The former prime minister said that while there were lessons to be learned from the problems in the initial stages of the NBN rollout, she said that this was not a reason to view the whole project as flawed.

"Outside of government, it is accepted wisdom that projects, big and small, encounter problems," she said.

"For established government programs, implementation issues are not reported as making the whole program a bad idea... But for new, visionary projects, any problems with implementation are used to besmirch the merits of the whole project.

"The NBN was condemned by some because, really quite unsurprisingly, Australia's biggest ever public construction project faced hurdles."

Gillard said that governments needed to learn to balance between vision and accountability.

"One hundred percent risk-adverse politicians will never deliver our country the leadership it needs," she said.

"The NBN vision is absolutely right for our nation. Australia should not be left behind networked nations like the Republic of Korea. Country Australians should not be left behind their city cousins. Poorer Australians should not be left in a digital wasteland while richer Australians are fibred up for digital plenty."

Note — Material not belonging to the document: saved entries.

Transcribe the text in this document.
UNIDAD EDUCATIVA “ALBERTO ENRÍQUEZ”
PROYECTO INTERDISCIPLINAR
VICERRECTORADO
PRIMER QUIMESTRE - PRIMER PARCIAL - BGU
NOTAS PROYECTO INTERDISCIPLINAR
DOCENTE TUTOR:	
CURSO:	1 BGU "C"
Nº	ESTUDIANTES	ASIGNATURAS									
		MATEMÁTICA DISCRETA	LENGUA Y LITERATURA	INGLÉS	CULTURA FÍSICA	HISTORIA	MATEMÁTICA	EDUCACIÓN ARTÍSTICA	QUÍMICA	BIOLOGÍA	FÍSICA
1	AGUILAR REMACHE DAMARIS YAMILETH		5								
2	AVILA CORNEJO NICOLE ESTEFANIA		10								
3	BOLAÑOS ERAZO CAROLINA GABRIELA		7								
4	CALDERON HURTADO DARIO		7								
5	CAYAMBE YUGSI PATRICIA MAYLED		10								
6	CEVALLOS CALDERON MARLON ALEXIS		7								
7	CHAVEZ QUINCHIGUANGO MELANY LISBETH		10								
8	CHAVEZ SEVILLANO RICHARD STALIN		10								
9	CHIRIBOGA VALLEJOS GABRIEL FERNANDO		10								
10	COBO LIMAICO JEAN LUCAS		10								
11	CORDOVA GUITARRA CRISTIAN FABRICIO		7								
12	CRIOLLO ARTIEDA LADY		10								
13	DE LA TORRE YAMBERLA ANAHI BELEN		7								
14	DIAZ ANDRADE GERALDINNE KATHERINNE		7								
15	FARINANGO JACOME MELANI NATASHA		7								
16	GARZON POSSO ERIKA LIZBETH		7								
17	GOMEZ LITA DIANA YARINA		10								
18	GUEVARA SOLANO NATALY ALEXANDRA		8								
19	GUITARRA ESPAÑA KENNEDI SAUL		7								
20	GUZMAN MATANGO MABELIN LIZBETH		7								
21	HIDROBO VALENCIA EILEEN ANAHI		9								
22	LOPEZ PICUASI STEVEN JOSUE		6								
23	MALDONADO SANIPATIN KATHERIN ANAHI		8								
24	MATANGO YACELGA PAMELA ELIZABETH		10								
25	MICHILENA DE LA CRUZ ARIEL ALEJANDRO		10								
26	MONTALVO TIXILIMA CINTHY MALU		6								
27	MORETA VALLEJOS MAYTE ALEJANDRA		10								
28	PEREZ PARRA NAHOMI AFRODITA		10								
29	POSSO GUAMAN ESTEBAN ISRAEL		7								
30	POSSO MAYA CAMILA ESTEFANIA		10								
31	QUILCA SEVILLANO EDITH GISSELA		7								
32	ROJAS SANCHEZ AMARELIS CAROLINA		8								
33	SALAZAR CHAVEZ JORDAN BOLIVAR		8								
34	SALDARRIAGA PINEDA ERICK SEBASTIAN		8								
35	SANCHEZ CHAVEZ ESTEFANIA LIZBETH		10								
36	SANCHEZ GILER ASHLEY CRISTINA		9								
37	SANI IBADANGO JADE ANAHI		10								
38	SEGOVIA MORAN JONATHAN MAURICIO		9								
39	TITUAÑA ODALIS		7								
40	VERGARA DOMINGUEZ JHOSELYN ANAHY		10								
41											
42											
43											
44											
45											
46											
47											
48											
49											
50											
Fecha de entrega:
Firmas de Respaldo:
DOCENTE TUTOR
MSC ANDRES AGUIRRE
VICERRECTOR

Gillard was ousted from the leadership of the Labor party by Rudd in 2013, who then went on to election defeat in September 2013. Since the election, new Communications Minister Malcolm Turnbull has commissioned no less than six reviews into broadband policy and the decisions taken by the former government around the National Broadband Network.

The NBN is now tasked with rolling out a "multi-technology mix" model of broadband that will include fibre to the node, fibre to the basement and HFC in addition to the fibre to the premises in an attempt to cut down the cost and time taken to complete the network. Turnbull has admitted that while he believes his approach is more risk adverse, it is not completely without risk.

"I would say we have mitigated risk, the risk in the project is much less than it would have been under the previous approach, but it is still there. It is still a very, very big project and you cannot eliminate risk."